Today is the 43rd annual Earth Day.

The Weather Channel showed a clip of Walter Cronkite from the first Earth Day on April 22, 1970. He said,

"Someday, we heard today, the world will be a better place -- if it listens and acts. But in the meantime, perhaps for a generation or more, it will be frighteningly costly to each of us to clean up the mess each of us has made.

"But the cost of not doing so is more frightening. That's what today's message really means. And those who marched today, and those who slept, and those who scorned, are in this thing together.

"What is at stake, and what is in question, is survival."

I was 7 years old on that first Earth Day. The spirit of environmentalism was instilled in me by popular culture and enforced well enough that I am fastidious in both cleaning up after myself and in not making a mess in the first place. (Outdoors, at least.)

For example, even though I smoke, I do not throw cigarette butts anywhere. Sometimes I'll be at somebody's house (an admittedly rare occurrence for a hermit like me) and when they see me searching for an ashtray, they'll say "just throw it in the yard," I won't do it.

If I don't have an ashtray or bucket available, I'll empty out the remaining tobacco, roll up the filter and paper, and stick it in my pocket. Lisa taught me about tobacco offerings, and I always say a few words when I "give the tobacco back to the Mother". Lisa approved of this practice.

But Earth Day is more than just an artificial demi-holiday. The Cuyahoga (why didn't my spellchecker know that name?) River Fires -- yes, there was more than one, it was almost a tradition for 100 years -- were one of the most glaring examples of the rampant pollution. But the pollution was more than just dirty rivers and chemical dumps like Love Canal.

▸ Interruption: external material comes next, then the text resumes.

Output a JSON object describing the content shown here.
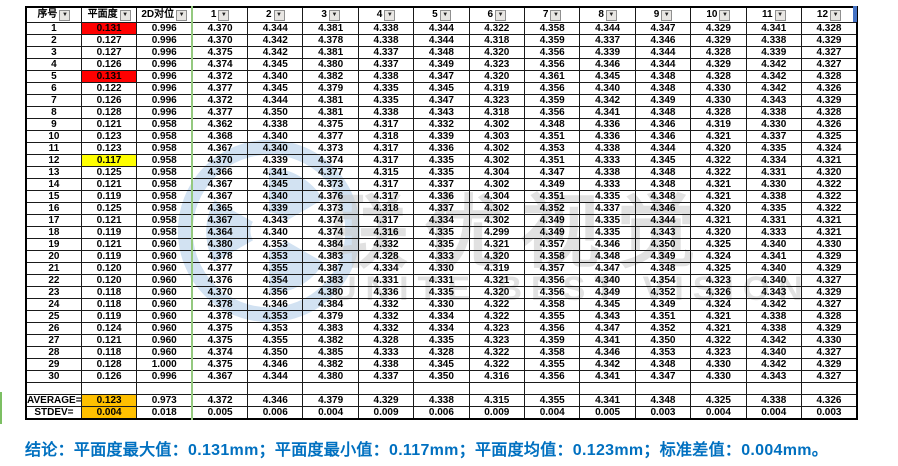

Whenever someone complains about environmental regulations - especially someone my age or older - I ask myself, "Where were these people during the 1960's and 70's?"

Here's my $0.02 on part of what Mr, Cronkite said in 1970, to wit:

"But in the meantime, perhaps for a generation or more, it will be frighteningly costly to each of us to clean up the mess each of us has made."

He was right about that. I would add that the cost of remaining clean will continue. Yes, regulations lead to increased costs for businesses and consumers. But I'd rather pay a bit more along the way than pay billions of dollars in tax money in lump sums to clean up all the new Superfund sites that would rapidly appear should the regulations go away.

Corporations rarely police themselves well enough to justify removing regulations. And the occasional new regulation wouldn't hurt much, either. And why is that? why don't they police themselves well enough? Because they are run by human beings, and humans are imperfect and often greedy. Humans are often willing to make a disgusting mess rather than spend some money. This occurs from the low level of a cigarette butt thrown out a car window to raw sewage flowing into open running streams and rivers.

A bit of trivia: for seven months in the mid-1990's I worked designing circuit boards for a company that designed and manufactured equipment that could detect the type and amount of pollution in water. The engineers would take prototype units down to a nearby creek that ran behind McDonald's. They told me that there were a lot of fats in the water after it ran past McDonald's that weren't present on the other side, so it was good for checking out new designs.

The weather is chilly again, and so on this Earth Day I am watching hummingbirds at the feeder with the American flag blowing in the breeze behind it. When it warms up later I'll take the boys out.